In the image linked above you can see what I mean. I get that it's not right and not supposed to be done, but I'm trying to understand why. 
Also, why is it instead allowed to do this:

If the answer is obvious, feel free to call me an idiot.
Appreciate it, thanks!
 A: You can use the fact:
$$\lim_{h\rightarrow 0}f(h)g(h)=\left(\lim_{h\rightarrow 0}f(h)\right)\left(\lim_{h\rightarrow 0}g(h)\right)$$
ONLY when the individual limits exist, this is called the algebra of limits.
A: You seem to think that $0\times\infty=0$. Actually, $\times$ is defined only for numbers. Therefore, $0\times\infty$ is undefined.
On the other hand, as far as limits are concerned, if $\lim_{h\to0}f(h)=0$ and if $\lim_{h\to0}g(h)=\infty$, then the limit $\lim_{h\to0}f(h)g(h)$ may not exist and, if it does exist, it can be anyting. For instance, if $f(h)=kh$ and $g(h)=\frac1h$, then $\lim_{h\to0}f(h)g(h)=k$.
The last equality is correct whenever both limits exist (and are real numbers).
A: Because $\infty$ isn’t a defined value - it’s indeterminate.
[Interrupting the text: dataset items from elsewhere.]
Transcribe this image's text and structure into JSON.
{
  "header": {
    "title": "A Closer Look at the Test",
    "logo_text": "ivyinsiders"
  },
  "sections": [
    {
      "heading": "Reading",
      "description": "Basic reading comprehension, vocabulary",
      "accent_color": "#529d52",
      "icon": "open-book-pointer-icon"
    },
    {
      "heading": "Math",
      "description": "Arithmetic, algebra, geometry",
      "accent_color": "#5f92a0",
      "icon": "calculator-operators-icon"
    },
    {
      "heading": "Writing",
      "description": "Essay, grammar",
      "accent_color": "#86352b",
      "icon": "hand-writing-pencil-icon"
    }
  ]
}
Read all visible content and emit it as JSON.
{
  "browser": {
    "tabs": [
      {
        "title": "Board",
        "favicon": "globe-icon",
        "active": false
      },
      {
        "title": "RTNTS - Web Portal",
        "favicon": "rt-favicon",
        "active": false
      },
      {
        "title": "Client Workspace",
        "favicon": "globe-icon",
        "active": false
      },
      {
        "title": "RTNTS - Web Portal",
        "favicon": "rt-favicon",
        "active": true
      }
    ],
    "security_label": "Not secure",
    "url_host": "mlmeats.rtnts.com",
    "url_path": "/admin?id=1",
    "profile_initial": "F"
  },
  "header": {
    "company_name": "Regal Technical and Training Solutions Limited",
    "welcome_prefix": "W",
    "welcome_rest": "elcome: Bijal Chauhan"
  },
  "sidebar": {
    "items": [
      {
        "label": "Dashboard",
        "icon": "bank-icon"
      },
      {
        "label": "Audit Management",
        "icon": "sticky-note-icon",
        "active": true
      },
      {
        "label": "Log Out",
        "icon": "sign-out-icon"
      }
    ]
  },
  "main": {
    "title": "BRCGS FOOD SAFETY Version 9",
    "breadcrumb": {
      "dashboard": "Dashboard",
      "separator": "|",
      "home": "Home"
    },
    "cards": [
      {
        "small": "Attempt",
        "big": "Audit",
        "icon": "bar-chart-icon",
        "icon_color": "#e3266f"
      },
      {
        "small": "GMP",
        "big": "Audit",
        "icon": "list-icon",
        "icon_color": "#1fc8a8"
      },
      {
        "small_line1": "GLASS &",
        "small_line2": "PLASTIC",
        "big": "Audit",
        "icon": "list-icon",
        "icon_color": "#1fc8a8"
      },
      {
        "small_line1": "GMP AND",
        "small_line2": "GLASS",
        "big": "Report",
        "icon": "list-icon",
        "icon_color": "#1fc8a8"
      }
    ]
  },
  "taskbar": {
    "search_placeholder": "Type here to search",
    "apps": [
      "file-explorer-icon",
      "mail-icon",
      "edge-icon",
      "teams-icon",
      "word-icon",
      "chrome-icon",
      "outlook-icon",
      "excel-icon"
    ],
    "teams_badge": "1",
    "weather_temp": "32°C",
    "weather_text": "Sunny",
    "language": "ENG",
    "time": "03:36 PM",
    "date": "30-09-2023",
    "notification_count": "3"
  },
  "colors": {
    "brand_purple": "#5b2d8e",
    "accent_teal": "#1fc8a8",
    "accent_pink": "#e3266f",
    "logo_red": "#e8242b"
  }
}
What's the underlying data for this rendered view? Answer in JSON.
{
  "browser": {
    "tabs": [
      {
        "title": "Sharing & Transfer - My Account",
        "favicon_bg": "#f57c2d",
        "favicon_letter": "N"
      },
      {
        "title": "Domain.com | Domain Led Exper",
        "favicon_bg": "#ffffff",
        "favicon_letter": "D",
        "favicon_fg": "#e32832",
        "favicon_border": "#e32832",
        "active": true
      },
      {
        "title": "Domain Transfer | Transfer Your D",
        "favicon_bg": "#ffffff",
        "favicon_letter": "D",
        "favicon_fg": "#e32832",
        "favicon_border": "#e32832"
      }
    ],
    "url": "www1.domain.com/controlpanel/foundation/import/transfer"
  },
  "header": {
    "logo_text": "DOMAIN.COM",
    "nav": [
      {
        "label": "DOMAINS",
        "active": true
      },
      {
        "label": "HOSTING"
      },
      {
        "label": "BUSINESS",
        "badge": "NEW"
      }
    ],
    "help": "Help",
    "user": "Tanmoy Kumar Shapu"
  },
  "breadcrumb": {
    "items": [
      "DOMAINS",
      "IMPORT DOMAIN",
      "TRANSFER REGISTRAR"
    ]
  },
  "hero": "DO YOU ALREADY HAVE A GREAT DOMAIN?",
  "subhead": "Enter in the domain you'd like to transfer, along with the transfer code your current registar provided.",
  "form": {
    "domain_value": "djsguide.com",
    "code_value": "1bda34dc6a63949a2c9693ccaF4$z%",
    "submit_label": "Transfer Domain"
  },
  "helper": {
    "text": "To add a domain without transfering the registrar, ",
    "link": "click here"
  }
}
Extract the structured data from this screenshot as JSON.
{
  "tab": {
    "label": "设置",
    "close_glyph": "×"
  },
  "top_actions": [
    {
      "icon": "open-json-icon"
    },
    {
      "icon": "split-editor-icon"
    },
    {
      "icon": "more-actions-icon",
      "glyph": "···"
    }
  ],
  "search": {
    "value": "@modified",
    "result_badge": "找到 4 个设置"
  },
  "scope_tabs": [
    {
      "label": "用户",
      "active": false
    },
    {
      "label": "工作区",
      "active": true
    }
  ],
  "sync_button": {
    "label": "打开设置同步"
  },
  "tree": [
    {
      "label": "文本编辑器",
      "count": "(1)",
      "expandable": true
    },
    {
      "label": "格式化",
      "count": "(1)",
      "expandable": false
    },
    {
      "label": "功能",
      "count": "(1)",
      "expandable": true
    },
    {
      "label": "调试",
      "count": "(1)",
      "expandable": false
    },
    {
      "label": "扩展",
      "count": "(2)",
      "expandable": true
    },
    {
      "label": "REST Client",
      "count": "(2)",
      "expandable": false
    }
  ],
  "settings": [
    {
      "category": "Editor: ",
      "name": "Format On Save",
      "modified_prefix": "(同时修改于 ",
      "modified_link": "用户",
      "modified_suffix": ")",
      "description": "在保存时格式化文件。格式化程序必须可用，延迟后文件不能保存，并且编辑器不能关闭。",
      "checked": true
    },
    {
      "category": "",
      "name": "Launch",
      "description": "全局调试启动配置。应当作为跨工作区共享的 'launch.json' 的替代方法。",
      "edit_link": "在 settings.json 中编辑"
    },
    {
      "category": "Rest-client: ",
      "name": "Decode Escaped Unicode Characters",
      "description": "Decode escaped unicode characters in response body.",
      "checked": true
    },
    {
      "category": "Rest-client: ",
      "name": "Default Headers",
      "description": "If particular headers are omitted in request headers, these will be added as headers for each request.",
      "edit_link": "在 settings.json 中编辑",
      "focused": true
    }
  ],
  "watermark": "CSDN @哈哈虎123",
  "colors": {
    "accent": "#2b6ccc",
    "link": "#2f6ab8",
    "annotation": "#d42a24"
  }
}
$$\lim_{x\to a}f(x)\cdot g(x) = \lim_{x\to a}f(x)\cdot \lim_{x\to a}g(x) \text{   when both limits exist and are defined.}$$

In your case, you used the following limit: $$\lim_{h \to 0}\frac{1}{h} = \infty$$
Since it doesn’t reach a finite, defined value, it is not applicable here.
In the second example, the limit was correctly broken down.
$$\lim_{h \to 0}\frac{g(x+h)\cdot(f(x+h)-f(x))}{h} = \lim_{h \to 0}g(x+h)\cdot\lim_{h \to 0}\frac{f(x+h)-f(x)}{h}
$$
Both limits are defined here, so this is correct. As $h \to 0$, the first limit approaches $g(x)$ and the second limit approaches the derivative of $f(x)$, or $f’(x)$. Therefore, the limit was correctly simplified, reaching $g(x)\cdot f’(x)$.
A: As some others have mentioned, you can split the limit of a product as a product of limits only in certain cases, one of which is when the limit exists. In the first case you gave, you implied that 
$$\lim_{h \to 0} \frac{1}{h} = \infty$$
However, this is incorrect. The limit as $h$ tends to 0 from the right is positive infinity, but from the left it is negative infinity. Since the limits from both ends are different, the limit does not exist, so you can't split the product.
A: The key here is a clear and precise understanding of algebra of limits. The product rule of limits is generally proved in the textbooks with an assumption that the limits of both factors exist. It can be extended to the case when limit of one of the factors exists and is non-zero. Unfortunately neither the usual nor the extended version of product rule applies here as one of the factors tends to $0$ and the other factor has no limit. Hence the application of product rule in your first example is wrong.
In the second example limits of both the factors exist and hence the usual product rule can be applied.